Dutch paint maker Akzo Nobel NV's supervisory board is scheduled to meet on Tuesday to discuss how to proceed after deeming PPG Industries 's latest $29 billion offer to be insufficient, people familiar with the matter said.

Later, AkzoNobel said PPG's €26.9bn offer was too low and "failed to reflect the true current and future value of the company".

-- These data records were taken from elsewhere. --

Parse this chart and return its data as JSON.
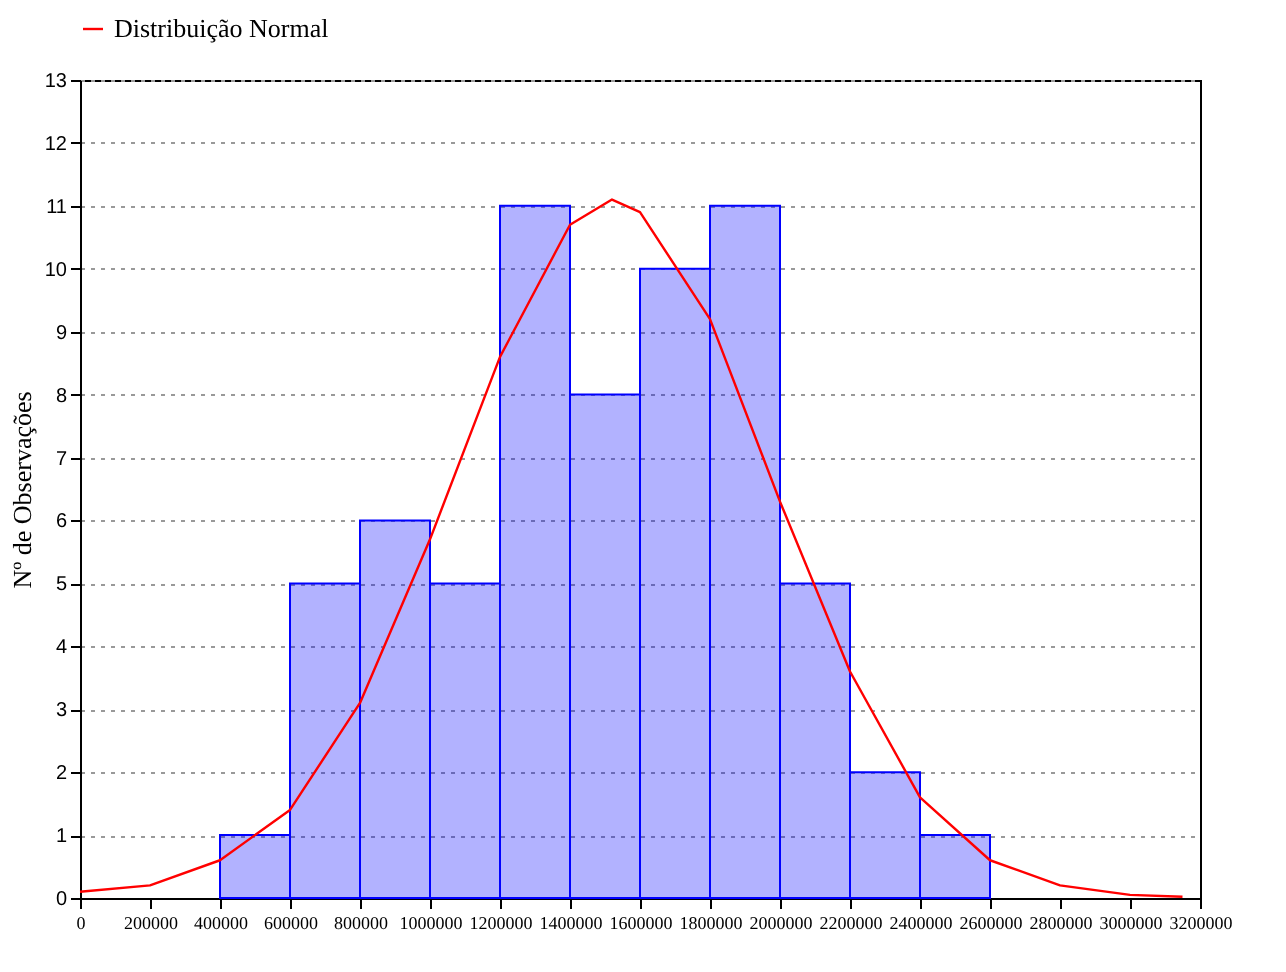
{
  "chart_data": {
    "type": "histogram",
    "ylabel": "Nº de Observações",
    "xlim": [
      0,
      3200000
    ],
    "xticks": [
      0,
      200000,
      400000,
      600000,
      800000,
      1000000,
      1200000,
      1400000,
      1600000,
      1800000,
      2000000,
      2200000,
      2400000,
      2600000,
      2800000,
      3000000,
      3200000
    ],
    "ylim": [
      0,
      13
    ],
    "yticks": [
      0,
      1,
      2,
      3,
      4,
      5,
      6,
      7,
      8,
      9,
      10,
      11,
      12,
      13
    ],
    "grid": "y",
    "legend": "top",
    "series": [
      {
        "type": "histogram",
        "color": "#0000ff",
        "bins": [
          400000,
          600000,
          800000,
          1000000,
          1200000,
          1400000,
          1600000,
          1800000,
          2000000,
          2200000,
          2400000,
          2600000
        ],
        "values": [
          1,
          5,
          6,
          5,
          11,
          8,
          10,
          11,
          5,
          2,
          1
        ]
      },
      {
        "type": "line",
        "name": "Distribuição Normal",
        "color": "#ff0000",
        "x": [
          0,
          200000,
          400000,
          600000,
          800000,
          1000000,
          1200000,
          1400000,
          1520000,
          1600000,
          1800000,
          2000000,
          2200000,
          2400000,
          2600000,
          2800000,
          3000000,
          3150000
        ],
        "values": [
          0.1,
          0.2,
          0.6,
          1.4,
          3.1,
          5.7,
          8.6,
          10.7,
          11.1,
          10.9,
          9.2,
          6.3,
          3.6,
          1.6,
          0.6,
          0.2,
          0.05,
          0.02
        ]
      }
    ]
  }
}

However, some of its biggest shareholders favour a deal. But opposition from its boards, Dutch politicians and many of its Dutch staff present difficulties PPG will have to weigh before a June 1 deadline to bid or walk away for at least six months.

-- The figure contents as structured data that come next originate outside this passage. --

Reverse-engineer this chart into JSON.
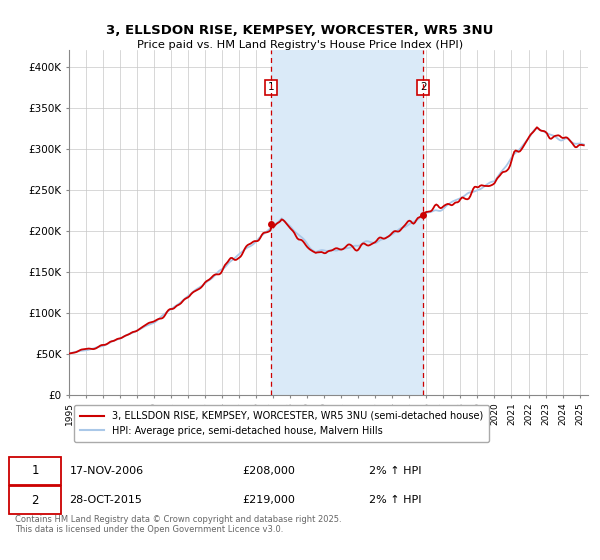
{
  "title_line1": "3, ELLSDON RISE, KEMPSEY, WORCESTER, WR5 3NU",
  "title_line2": "Price paid vs. HM Land Registry's House Price Index (HPI)",
  "legend_line1": "3, ELLSDON RISE, KEMPSEY, WORCESTER, WR5 3NU (semi-detached house)",
  "legend_line2": "HPI: Average price, semi-detached house, Malvern Hills",
  "footer": "Contains HM Land Registry data © Crown copyright and database right 2025.\nThis data is licensed under the Open Government Licence v3.0.",
  "hpi_color": "#aac8e8",
  "price_color": "#cc0000",
  "shade_color": "#daeaf8",
  "vline_color": "#cc0000",
  "ylim_min": 0,
  "ylim_max": 420000,
  "yticks": [
    0,
    50000,
    100000,
    150000,
    200000,
    250000,
    300000,
    350000,
    400000
  ],
  "ytick_labels": [
    "£0",
    "£50K",
    "£100K",
    "£150K",
    "£200K",
    "£250K",
    "£300K",
    "£350K",
    "£400K"
  ],
  "sale1_date": "2006-11-17",
  "sale1_price": 208000,
  "sale2_date": "2015-10-28",
  "sale2_price": 219000,
  "ann1_date": "17-NOV-2006",
  "ann1_price": "£208,000",
  "ann1_hpi": "2% ↑ HPI",
  "ann2_date": "28-OCT-2015",
  "ann2_price": "£219,000",
  "ann2_hpi": "2% ↑ HPI"
}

PPG CEO Michael McGarry told the FD earlier that should AkzoNobel turn down PPG's "friendly" offer, the United States company would launch a hostile bid.

The extensive review and the meeting with PPG confirmed to AkzoNobel that its own strategy is better and does not contain the risks and uncertainties inherent in PPG's proposal.

PPG has not yet given a response to the rejection of their third bid.

PPG's latest cash and share offer values Akzo's at around €96.75 per share, a 50 per cent premium to Akzo share traded before PPG's interest became known on 9 March.

The new strategy unveiled last month includes plans to shed its specialist chemicals division and comes after it was buoyed by stronger-than-expected 2017 first quarter profits. It refused to negotiate on the offers, to the annoyance of some shareholders. It hasn't yet said whether it would agree to hold an extraordinary meeting. Support for the routine measure would normally be virtually unanimous, so the outcome could be seen as a sign of shareholder dissatisfaction.

It also said PPG's proposals on, "employees, pensions, location of headquarters, R&D and sustainability - are limited, or describe existing contractual arrangements".

AkzoNobel has revealed that it has declined the proposal of USA counterpart PPG industries to acquire all the outstanding ordinary shares for the third time.

But there is a major barrier: Like many large Dutch companies, Akzo has a "stichting" or foundation that owns "priority shares" giving it the right to appoint management.

But that deal is widely regarded in the Netherlands as a disaster after the government was forced to bail out the bank in 2008, suffering billions of euros in losses.